12/26/2007

Dacono abstains from eminent domain: Longmont CO Times-Call, 10/25/07

By Kacia Munshaw

The Dacono City Council will not use eminent domain to seize 2 acres of land that is part of Clem Dufour Park, saying it doesn’t want to spend more taxpayer money on the issue.

Ron Warner purchased the property from Union Pacific in February for $6,400 after he discovered the city didn’t own it. The property cuts through the park, its ballfields and the parking lot of the BMX track.

The city originally offered to buy the land from Warner at an appraised value of $47,000. Warner declined, saying the offer was too low, considering he has $93,000 invested in the property.

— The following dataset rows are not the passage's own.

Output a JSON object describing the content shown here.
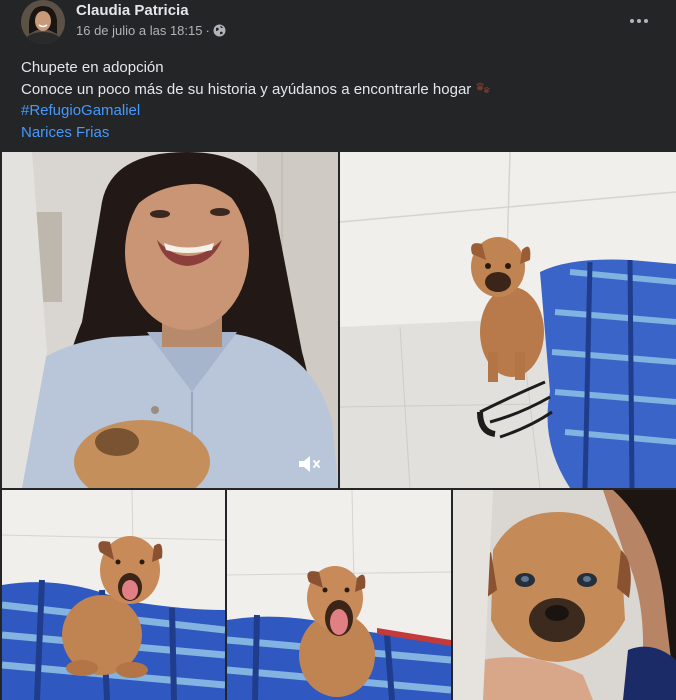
{
  "post": {
    "author": "Claudia Patricia",
    "timestamp": "16 de julio a las 18:15",
    "separator": "·",
    "privacy_icon": "globe-icon",
    "more_icon": "more-options-icon",
    "text_lines": [
      "Chupete en adopción",
      "Conoce un poco más de su historia y ayúdanos a encontrarle hogar"
    ],
    "emoji_icon": "paw-prints-icon",
    "hashtag": "#RefugioGamaliel",
    "page_tag": "Narices Frias",
    "media": [
      {
        "kind": "video",
        "icon": "muted-speaker-icon"
      },
      {
        "kind": "photo"
      },
      {
        "kind": "photo"
      },
      {
        "kind": "photo"
      },
      {
        "kind": "photo"
      }
    ]
  },
  "colors": {
    "background": "#242526",
    "text_primary": "#e4e6eb",
    "text_secondary": "#b0b3b8",
    "link": "#4599ff"
  }
}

“The biggest issue for council is that we don’t want to pay for another appraisal and we don’t want to pay his price,” town administrator Karen Cumbo said Wednesday. “No one else is going to buy this land.”

She said the city would rather not pay Warner anything and see what happens. The city has already found two locations for a new ballfield, which could cost between $60,000 and $100,000 to build, Cumbo said.

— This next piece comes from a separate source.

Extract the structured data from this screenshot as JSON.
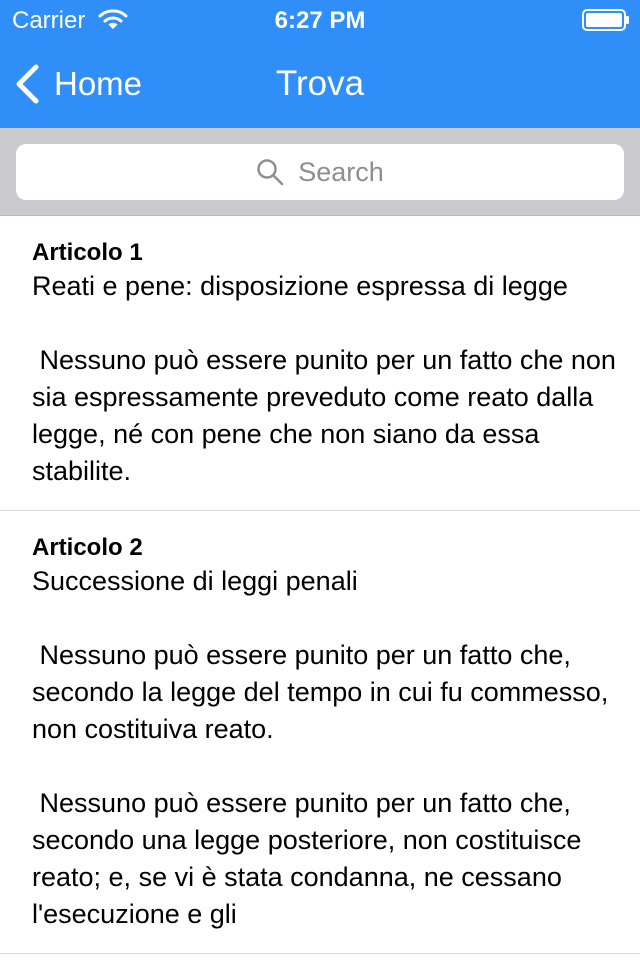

Through eminent domain, the city has the right to seize the land after a second appraisal of the property paid for by the city. The final price of the sale would be determined in a court hearing.

“In my opinion, there is only one buyer for this property, and that buyer is the city of Dacono,” Mayor Wade Carlson said during the council hearing Monday, when the council voted 3-2 vote to not use eminent domain.

Council members Kay Cole, Sandra Tucker and Michelle Burns voted against the motion to exercise eminent domain. Charles Sigman and Tom McCune voted in favor.

The council members in favor of eminent domain said the issue is a serious problem that needs to be rectified.

“Sooner or later, we are going to have to pay for this appraisal,” Sigman said. “I would rather take care of it sooner rather than later.”

However, his opinion was in the minority.

“We shouldn’t be spending the city’s money on this right now,” Burns said. “(Warner) bought it under speculation, and he should sit on it. We have other things to worry about than playing games with Mr. Warner.”

The council did not say if or when it will revisit the issue.

“We are all really in agreement that we should own the land,” Carlson said. “The only disagreement is how to proceed.”

Contacted Tuesday, Warner said he had no comment on the council’s decision. He also didn’t return a call Wednesday.